= William Alexander Macdonald =

Canadian politician

William Alexander Macdonald (1860 – October 1, 1946) was a Manitoba lawyer and politician and British Columbia judge. He briefly served as leader of the Manitoba Conservatives during the 1890s.

== Biography ==

=== Early life ===
Macdonald was born in St. Catharines, Ontario, the son of Frederick William Macdonald, and was educated there and at Osgoode Hall. Macdonald was called to the bars of both Ontario and Manitoba in 1882. He practised in Brandon, Manitoba from 1882 to 1897.

=== Political career ===
Macdonald first ran for public office in the provincial election of 1888, losing in the riding of North Brandon to Liberal Clifford Sifton, who went on to become an important provincial and federal cabinet minister. Macdonald was elected for Brandon City in 1892, defeating incumbent Liberal James Smart by 12 votes.

Before the 1892 election, Rodmond Roblin had been the de facto leader of the opposition Conservative caucus. With Roblin having lost his seat, Macdonald was chosen as his replacement and was recognized as the official leader of the opposition.

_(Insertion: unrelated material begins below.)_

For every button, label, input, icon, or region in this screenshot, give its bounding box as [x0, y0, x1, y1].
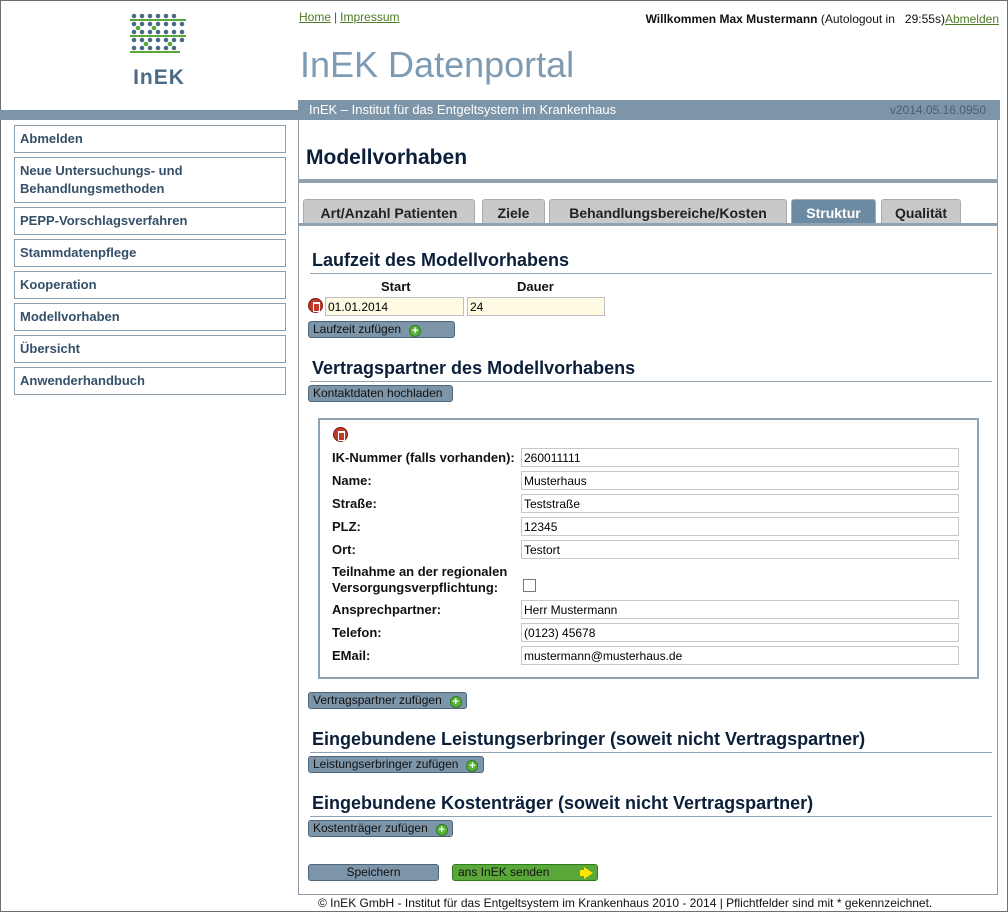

He did not serve in this capacity long; Macdonald's election was declared void in mid-1893, and he lost a by-election to Liberal Charles Adams on September 8 of the same year.

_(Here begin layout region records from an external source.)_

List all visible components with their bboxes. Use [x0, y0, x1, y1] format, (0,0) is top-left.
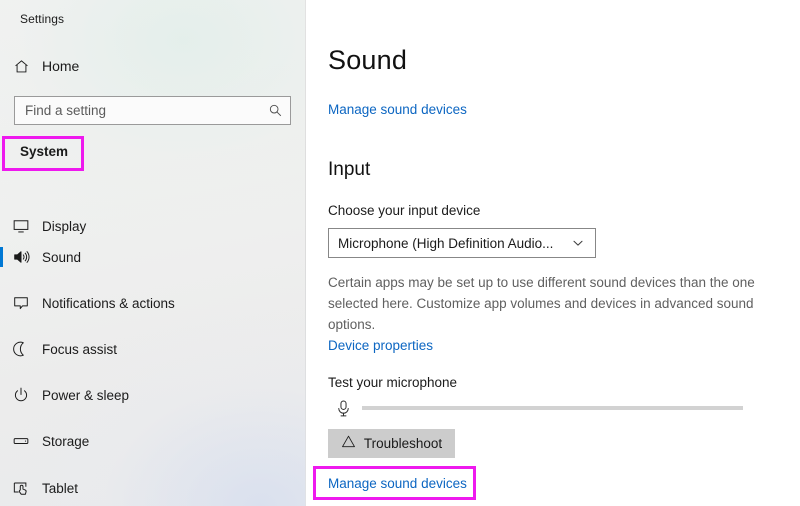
apps-note-text: Certain apps may be set up to use differ…: [328, 275, 755, 332]
section-heading-input: Input: [328, 159, 371, 180]
search-icon[interactable]: [260, 97, 290, 124]
sidebar-item-home[interactable]: Home: [0, 52, 306, 80]
search-input[interactable]: [15, 97, 260, 124]
storage-icon: [0, 432, 42, 450]
input-device-value: Microphone (High Definition Audio...: [338, 235, 554, 251]
sidebar-item-display-label: Display: [42, 218, 87, 234]
input-device-dropdown[interactable]: Microphone (High Definition Audio...: [328, 228, 596, 258]
sidebar-item-display[interactable]: Display: [0, 211, 306, 241]
speaker-icon: [0, 248, 42, 266]
troubleshoot-button[interactable]: Troubleshoot: [328, 429, 455, 458]
manage-sound-devices-link-top[interactable]: Manage sound devices: [328, 102, 467, 117]
tablet-icon: [0, 479, 42, 497]
selection-indicator: [0, 247, 3, 267]
monitor-icon: [0, 217, 42, 235]
notification-icon: [0, 294, 42, 312]
window-title: Settings: [20, 12, 65, 26]
troubleshoot-button-label: Troubleshoot: [363, 436, 443, 451]
sidebar-category-system[interactable]: System: [20, 144, 68, 159]
microphone-level-meter: [328, 396, 760, 420]
microphone-icon: [328, 399, 358, 418]
manage-sound-devices-link-bottom[interactable]: Manage sound devices: [328, 476, 467, 491]
sidebar-item-sound-label: Sound: [42, 249, 82, 265]
home-icon: [0, 58, 42, 75]
sidebar-item-focus-assist-label: Focus assist: [42, 341, 118, 357]
sidebar-item-storage-label: Storage: [42, 433, 90, 449]
page-title: Sound: [328, 45, 408, 75]
chevron-down-icon[interactable]: [561, 229, 595, 257]
search-box[interactable]: [14, 96, 291, 125]
sidebar-item-storage[interactable]: Storage: [0, 426, 306, 456]
sidebar-item-tablet-label: Tablet: [42, 480, 79, 496]
test-microphone-label: Test your microphone: [328, 375, 458, 390]
settings-window: Settings Home System: [0, 0, 800, 506]
device-properties-link[interactable]: Device properties: [328, 338, 433, 353]
sidebar-item-sound[interactable]: Sound: [0, 242, 306, 272]
power-icon: [0, 386, 42, 404]
sidebar-item-tablet[interactable]: Tablet: [0, 473, 306, 503]
sidebar-item-notifications-label: Notifications & actions: [42, 295, 175, 311]
main-content: Sound Manage sound devices Input Choose …: [306, 0, 800, 506]
sidebar-item-power-sleep-label: Power & sleep: [42, 387, 130, 403]
sidebar-item-home-label: Home: [42, 58, 80, 74]
warning-triangle-icon: [341, 434, 356, 454]
moon-icon: [0, 340, 42, 358]
sidebar-item-focus-assist[interactable]: Focus assist: [0, 334, 306, 364]
sidebar-item-power-sleep[interactable]: Power & sleep: [0, 380, 306, 410]
choose-input-device-label: Choose your input device: [328, 203, 481, 218]
microphone-level-track: [362, 406, 743, 410]
sidebar-item-notifications[interactable]: Notifications & actions: [0, 288, 306, 318]
sidebar: Settings Home System: [0, 0, 306, 506]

In 1896, Macdonald ran federally as the official Conservative candidate in Brandon. He was defeated by D'Alton McCarthy, a maverick Conservative who opposed the extension of French-language rights and was supported by local Liberals.

=== Later years ===
From 1897 to 1909, Macdonald practised law in Nelson, British Columbia. In 1909, he moved to Vancouver, where he was counsel for the board of trade. In 1913, Macdonald was named judge in the Supreme Court of British Columbia. He died in Vancouver at the age of 86.